Data from: Heritable spouse effects increase evolutionary potential of human reproductive timing
Evans, Simon R.; Waldvogel, Dominique; Vasiljevic, Nina; Postma, Erik (2018), Data from: Heritable spouse effects increase evolutionary potential of human reproductive timing, Dryad, Dataset, https://doi.org/10.5061/dryad.72p93h1
Sexual reproduction is inherently interactive, especially in animal species such as humans that exhibit extended pair bonding. Yet we have little knowledge of the role of male characteristics and their evolutionary impact on reproductive behavioural phenotypes, to the extent that biologists typically consider component traits (e.g., reproductive timing) as female-specific. Based on extensive genealogical data detailing the life-histories of 6,435 human mothers born across four centuries of modern history, we use an animal modelling approach to estimate the indirect genetic effect of men on the reproductive phenotype of their partners.
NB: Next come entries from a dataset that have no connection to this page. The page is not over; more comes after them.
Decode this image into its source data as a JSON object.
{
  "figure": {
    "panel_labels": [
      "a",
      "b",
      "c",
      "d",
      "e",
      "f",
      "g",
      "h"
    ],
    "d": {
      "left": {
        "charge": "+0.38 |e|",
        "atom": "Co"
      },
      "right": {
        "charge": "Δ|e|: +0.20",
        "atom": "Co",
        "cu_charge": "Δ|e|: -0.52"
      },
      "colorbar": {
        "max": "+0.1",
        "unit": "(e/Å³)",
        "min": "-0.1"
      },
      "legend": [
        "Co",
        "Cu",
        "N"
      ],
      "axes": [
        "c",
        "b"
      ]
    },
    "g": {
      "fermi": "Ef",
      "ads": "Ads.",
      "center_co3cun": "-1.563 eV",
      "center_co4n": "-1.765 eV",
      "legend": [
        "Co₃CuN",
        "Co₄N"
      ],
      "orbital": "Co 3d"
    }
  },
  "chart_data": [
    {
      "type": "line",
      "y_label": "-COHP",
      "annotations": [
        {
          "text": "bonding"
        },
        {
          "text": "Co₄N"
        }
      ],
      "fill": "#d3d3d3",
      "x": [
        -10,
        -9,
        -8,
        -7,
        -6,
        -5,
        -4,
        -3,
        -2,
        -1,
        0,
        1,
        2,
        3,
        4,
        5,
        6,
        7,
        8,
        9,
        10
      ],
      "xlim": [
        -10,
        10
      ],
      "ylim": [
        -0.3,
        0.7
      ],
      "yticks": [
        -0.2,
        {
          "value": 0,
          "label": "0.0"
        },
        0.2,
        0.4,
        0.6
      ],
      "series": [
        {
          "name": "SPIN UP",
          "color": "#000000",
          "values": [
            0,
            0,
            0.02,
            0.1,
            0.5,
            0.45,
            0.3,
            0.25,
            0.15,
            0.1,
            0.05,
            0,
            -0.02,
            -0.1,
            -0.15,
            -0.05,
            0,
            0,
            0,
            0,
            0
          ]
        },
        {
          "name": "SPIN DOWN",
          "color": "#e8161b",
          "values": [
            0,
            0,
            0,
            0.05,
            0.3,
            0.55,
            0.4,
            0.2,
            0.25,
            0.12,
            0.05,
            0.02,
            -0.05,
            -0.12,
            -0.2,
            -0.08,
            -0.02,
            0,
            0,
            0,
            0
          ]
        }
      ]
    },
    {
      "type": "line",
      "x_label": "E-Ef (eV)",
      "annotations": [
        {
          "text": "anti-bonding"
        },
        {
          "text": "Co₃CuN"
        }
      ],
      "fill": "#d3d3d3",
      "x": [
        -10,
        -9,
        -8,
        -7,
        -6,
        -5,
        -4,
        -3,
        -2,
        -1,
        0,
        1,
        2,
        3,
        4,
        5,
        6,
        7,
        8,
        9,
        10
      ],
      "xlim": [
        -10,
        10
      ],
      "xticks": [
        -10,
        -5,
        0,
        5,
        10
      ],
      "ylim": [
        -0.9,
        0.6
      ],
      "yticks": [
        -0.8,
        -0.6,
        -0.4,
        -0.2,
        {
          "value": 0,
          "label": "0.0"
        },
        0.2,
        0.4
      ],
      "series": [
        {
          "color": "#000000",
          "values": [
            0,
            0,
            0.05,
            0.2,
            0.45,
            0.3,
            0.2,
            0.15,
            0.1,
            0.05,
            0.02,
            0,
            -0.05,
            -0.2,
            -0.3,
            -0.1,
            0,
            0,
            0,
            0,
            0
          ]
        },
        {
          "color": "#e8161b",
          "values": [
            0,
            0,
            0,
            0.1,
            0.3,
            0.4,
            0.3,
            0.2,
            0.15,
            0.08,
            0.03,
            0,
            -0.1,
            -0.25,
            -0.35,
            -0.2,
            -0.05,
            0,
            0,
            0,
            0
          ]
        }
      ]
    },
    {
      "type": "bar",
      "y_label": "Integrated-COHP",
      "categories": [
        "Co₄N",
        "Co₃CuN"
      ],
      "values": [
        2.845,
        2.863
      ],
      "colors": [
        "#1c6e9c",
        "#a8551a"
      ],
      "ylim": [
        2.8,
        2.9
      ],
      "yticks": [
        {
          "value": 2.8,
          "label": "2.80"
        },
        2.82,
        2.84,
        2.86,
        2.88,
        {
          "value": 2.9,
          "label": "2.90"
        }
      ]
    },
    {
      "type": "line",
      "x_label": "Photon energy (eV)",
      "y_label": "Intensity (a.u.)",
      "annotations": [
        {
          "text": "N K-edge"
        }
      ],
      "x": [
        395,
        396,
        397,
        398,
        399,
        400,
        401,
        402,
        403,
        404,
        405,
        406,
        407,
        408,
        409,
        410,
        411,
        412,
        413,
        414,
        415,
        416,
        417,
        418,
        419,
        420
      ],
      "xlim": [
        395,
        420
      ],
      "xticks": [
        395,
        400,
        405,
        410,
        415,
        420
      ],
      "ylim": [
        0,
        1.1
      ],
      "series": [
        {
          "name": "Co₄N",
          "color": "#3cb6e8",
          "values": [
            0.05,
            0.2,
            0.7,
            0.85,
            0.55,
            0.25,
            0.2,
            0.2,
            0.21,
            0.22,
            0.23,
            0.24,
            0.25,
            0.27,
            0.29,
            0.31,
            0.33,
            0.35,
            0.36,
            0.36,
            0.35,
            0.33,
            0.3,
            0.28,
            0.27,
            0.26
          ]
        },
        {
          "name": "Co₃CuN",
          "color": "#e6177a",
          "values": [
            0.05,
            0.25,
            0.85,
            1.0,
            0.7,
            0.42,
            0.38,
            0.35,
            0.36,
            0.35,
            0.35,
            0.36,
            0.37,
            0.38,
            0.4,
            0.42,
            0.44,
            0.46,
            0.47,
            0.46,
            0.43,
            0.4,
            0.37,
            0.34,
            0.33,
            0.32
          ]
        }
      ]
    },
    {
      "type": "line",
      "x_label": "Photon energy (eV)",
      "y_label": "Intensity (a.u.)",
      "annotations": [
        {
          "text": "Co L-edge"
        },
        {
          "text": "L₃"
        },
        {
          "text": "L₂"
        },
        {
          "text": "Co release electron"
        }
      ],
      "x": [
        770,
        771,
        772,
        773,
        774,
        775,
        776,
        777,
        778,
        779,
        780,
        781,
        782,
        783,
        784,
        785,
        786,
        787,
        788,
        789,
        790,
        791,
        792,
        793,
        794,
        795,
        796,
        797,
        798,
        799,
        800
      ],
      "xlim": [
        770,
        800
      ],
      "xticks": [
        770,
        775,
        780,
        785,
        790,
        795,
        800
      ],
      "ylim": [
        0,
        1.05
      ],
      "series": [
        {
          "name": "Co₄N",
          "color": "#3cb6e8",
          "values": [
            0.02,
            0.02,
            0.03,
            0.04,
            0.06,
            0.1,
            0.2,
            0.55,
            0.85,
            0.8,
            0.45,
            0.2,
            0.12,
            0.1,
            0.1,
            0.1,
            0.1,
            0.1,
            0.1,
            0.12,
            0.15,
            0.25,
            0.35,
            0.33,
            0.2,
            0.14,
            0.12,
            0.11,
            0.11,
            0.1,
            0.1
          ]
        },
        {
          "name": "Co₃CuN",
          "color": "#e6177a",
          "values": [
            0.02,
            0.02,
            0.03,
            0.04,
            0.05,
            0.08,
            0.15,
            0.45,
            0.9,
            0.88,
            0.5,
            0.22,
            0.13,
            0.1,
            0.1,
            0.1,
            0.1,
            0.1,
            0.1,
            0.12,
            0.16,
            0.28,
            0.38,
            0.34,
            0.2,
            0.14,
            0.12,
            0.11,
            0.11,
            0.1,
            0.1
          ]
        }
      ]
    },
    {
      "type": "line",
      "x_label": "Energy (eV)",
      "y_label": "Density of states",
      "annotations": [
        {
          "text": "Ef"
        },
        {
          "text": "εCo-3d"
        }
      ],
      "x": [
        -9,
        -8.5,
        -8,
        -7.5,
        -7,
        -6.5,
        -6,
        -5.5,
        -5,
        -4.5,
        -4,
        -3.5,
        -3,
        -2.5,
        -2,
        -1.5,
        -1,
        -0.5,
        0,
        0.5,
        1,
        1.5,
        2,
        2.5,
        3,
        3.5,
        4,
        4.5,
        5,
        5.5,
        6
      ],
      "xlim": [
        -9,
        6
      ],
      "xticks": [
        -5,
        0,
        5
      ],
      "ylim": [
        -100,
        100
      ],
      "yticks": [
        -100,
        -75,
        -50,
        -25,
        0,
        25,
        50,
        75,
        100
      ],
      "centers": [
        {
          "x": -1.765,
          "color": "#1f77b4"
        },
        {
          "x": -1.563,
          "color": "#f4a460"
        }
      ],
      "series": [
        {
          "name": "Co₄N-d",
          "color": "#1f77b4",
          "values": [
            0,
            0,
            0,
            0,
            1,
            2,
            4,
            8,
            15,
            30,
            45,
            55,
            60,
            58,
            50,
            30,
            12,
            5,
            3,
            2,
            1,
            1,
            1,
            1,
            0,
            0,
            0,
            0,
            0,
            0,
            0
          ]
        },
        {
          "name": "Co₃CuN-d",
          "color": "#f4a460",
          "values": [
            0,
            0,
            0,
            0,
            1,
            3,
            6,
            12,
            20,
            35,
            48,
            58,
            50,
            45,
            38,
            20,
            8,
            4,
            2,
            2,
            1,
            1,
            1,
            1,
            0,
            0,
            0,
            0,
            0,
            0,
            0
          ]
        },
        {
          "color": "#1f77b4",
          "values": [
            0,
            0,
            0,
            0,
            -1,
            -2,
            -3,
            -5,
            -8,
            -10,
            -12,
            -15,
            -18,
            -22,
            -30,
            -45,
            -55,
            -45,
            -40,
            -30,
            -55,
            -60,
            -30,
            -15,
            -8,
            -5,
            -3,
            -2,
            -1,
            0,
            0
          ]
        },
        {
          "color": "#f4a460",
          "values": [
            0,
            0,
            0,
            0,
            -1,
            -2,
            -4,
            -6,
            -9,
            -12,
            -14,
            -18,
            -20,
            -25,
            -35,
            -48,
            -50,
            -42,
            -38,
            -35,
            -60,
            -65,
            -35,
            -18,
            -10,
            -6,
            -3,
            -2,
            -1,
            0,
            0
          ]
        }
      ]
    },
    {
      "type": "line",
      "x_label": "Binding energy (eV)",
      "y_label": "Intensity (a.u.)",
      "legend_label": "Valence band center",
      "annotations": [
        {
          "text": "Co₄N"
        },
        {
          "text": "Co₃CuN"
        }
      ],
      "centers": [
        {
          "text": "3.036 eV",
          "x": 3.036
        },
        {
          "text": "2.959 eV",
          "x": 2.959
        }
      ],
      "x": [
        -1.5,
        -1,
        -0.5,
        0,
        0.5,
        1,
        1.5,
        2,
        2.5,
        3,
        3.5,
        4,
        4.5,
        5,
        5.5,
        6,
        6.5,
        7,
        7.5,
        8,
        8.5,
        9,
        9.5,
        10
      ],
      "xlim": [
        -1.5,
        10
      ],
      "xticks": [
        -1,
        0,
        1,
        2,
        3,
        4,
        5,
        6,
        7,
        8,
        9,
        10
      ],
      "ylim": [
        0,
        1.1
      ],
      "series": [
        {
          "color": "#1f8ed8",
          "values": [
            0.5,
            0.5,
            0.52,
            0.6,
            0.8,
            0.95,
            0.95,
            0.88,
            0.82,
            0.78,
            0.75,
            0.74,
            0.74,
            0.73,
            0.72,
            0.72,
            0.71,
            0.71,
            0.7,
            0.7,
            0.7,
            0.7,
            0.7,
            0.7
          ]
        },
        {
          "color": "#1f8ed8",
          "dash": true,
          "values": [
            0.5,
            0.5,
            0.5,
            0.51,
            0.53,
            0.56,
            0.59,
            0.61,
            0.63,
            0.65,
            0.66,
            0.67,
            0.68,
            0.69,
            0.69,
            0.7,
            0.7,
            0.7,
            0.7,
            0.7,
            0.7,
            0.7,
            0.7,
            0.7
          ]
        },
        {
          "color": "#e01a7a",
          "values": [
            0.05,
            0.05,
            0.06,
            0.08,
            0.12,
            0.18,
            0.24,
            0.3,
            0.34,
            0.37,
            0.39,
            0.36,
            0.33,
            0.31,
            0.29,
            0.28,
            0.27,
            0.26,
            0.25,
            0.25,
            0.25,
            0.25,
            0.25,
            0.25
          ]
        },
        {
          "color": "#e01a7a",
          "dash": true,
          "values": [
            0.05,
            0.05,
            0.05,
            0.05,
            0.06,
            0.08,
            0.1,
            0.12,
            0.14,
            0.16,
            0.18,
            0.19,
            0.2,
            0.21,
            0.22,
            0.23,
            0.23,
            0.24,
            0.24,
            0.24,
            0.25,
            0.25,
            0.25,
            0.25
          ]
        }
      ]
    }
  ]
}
These analyses show that a woman's reproductive timing (age at first birth) is influenced by her partner's genotype. This indirect genetic effect is positively correlated with the direct genetic effect expressed in women, such that total heritable variance in this trait is doubled when heritable partner effects are considered. Our study thus suggests that much of the heritable variation in women's reproductive timing is mediated via partner effects, and that the evolutionary potential of this trait is far greater than previously appreciated.